A psicanálise, hoje em dia, explica - ou, pelo menos, se esforça para explicar - quase tudo. Freud dizia que o conteúdo onírico é capaz de revelar desejos íntimos e traumas escondidos; que o sonho é a mais cristalina forma de expressão do subconsciente. Conclui que o meu subconsciente deve ter muito o que dizer, mas ok, disso eu já tinha uma idéia e, além do mais, percebi que não era exatamente sobre isso que queria saber. Percebi que o que me interessava mais era o significado místico dos sonhos. Lembrei de uma cigana que, quando era pequeno, visitava com frequência a casa de uma tia. Falava sobre destino, fortuna, linhas na mão, torot e, por fim, sonhos. Como eu ficava seduzido por aquele assunto! Passava a tarde sentado em meio ao tapete amarelo da sala a ouvir aquelas estórias e verdades que desvendavam e alimentavam todos os mistérios que uma criança de oito anos podia se interessar. Falava que sonhar com a visita de cavalos brancos era morte de um ente querido, e, por isso, passei a dormir com os olhos apertados na expectativa de nunca sonhar com cavalos que, por um acaso do destino, viessem em sua alvura buscar a alvura da alma de alguém que eu amasse. Falava também que sonhar com bosta significava dinheiro, e, então, ia eu dormir ansioso por um sonho farto de excretas. Enfim, buscava em cada noite desvendar por mim mesmo aqueles significados ciganos.

Na busca por minhas curiosidades, procurei, na internet, por crenças, misticismos, sonhos e seus significados e, é claro, que encontrei muitas coisas contraditórias e diversos significados diferentes para o que venho sonhando, além de nada possuir a profundidade da qual procurava.
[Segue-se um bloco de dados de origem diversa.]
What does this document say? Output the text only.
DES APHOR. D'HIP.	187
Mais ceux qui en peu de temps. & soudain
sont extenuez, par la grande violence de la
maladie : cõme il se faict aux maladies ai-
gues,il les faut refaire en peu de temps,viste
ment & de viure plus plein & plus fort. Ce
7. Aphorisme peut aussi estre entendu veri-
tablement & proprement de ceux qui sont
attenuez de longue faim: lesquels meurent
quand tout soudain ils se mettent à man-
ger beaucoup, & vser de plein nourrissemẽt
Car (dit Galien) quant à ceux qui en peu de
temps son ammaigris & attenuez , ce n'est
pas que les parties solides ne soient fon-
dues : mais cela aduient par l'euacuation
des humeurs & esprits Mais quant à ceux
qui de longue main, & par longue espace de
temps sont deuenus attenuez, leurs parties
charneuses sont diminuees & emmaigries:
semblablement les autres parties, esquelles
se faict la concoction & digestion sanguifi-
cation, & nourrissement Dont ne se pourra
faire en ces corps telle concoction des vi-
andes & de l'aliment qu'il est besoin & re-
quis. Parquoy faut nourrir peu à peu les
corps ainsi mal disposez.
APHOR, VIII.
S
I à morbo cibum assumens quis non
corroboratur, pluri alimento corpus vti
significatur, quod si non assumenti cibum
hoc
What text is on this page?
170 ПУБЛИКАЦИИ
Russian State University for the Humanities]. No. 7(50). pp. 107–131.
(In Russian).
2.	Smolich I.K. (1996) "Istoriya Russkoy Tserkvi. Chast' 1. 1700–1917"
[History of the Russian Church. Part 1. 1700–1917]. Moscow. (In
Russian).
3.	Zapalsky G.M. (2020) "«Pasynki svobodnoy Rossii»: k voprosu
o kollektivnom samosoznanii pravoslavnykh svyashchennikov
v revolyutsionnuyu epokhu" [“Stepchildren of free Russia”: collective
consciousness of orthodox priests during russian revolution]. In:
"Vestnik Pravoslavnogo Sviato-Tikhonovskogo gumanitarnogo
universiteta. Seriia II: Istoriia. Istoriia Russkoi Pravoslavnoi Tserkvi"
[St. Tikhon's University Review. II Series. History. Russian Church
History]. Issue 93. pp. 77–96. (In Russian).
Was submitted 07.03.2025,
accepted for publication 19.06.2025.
Me frustrei com o fracasso de minhas pesquisas e, com a frustração, preferi manter o néctar das idéias formadas na infância e parei, por alí, com aquele início de obsessão. Até que, semana passada, em outra casa, porém a casa daquela mesma tia, resurgiu o assunto de sonhos. A minha tia é espírita ao modo dela e, em sua crença, ela mistura concepções das mais diversas sem o menor prejuízo de sua fé. Conversar com ela é como se esquecer de todos os academicismos, cientificismos e ceticismos que nos acompanham. Por aqueles momentos de prosa incorporei toda a sorte de superstições e me deixei levar pelo o fascínio de suas verdades. Veio ela me dizer que sonhar é entrar em contato com os outros planos da realidade que a nossa alma tem acesso. Às vezes, quando sonhamos, não estamos apenas imaginando, mas estamos de fato em contato com outros mundos. “Mas tia, como distinguimos a imaginação disso que você falou?”. "Na verdade nós, espíritos de ainda-pouca-luz, não podemos distinguir isso, mas, a medida que evoluímos e entramos em maior contato com a nossa espiritualidade, o nosso poder de distinção e até de controle aumenta."

Caí num devaneio profundo sobre a possibilidade de, ao dormir, viajar por outras vidas, mundos, planos e dimensões. A possibilidade de um amor que não deu certo por aqui ter sido bem sucedido em outra realidade. De ser físico, médico ou esportista em outras versões de mim. Ou, então, de conhecer pessoas célebres ou de ser célebre eu mesmo. Tudo isso me fascinou e eu não parei de pensar desde então. Assim, como quando criança, me pus a dormir, de olhos bem apertados, a espera de viver essas outras vidas, pouco me importando se são ou não meras ilusões. Quis viver tudo aquilo que não sou capaz de viver em minha limitada realidade. Descobri que sonhar é um júbilo especial do qual nunca havia dado atenção, e que acordar é a mais decepcionte das sensações. Entendi que o sonho é a subversão virtual do fardo, que ilude até desiludir com a tomada da consciência. A dicotomia do sonho angustia, todavia é o preço para vivermos as nossas fantasias mais impossíveis.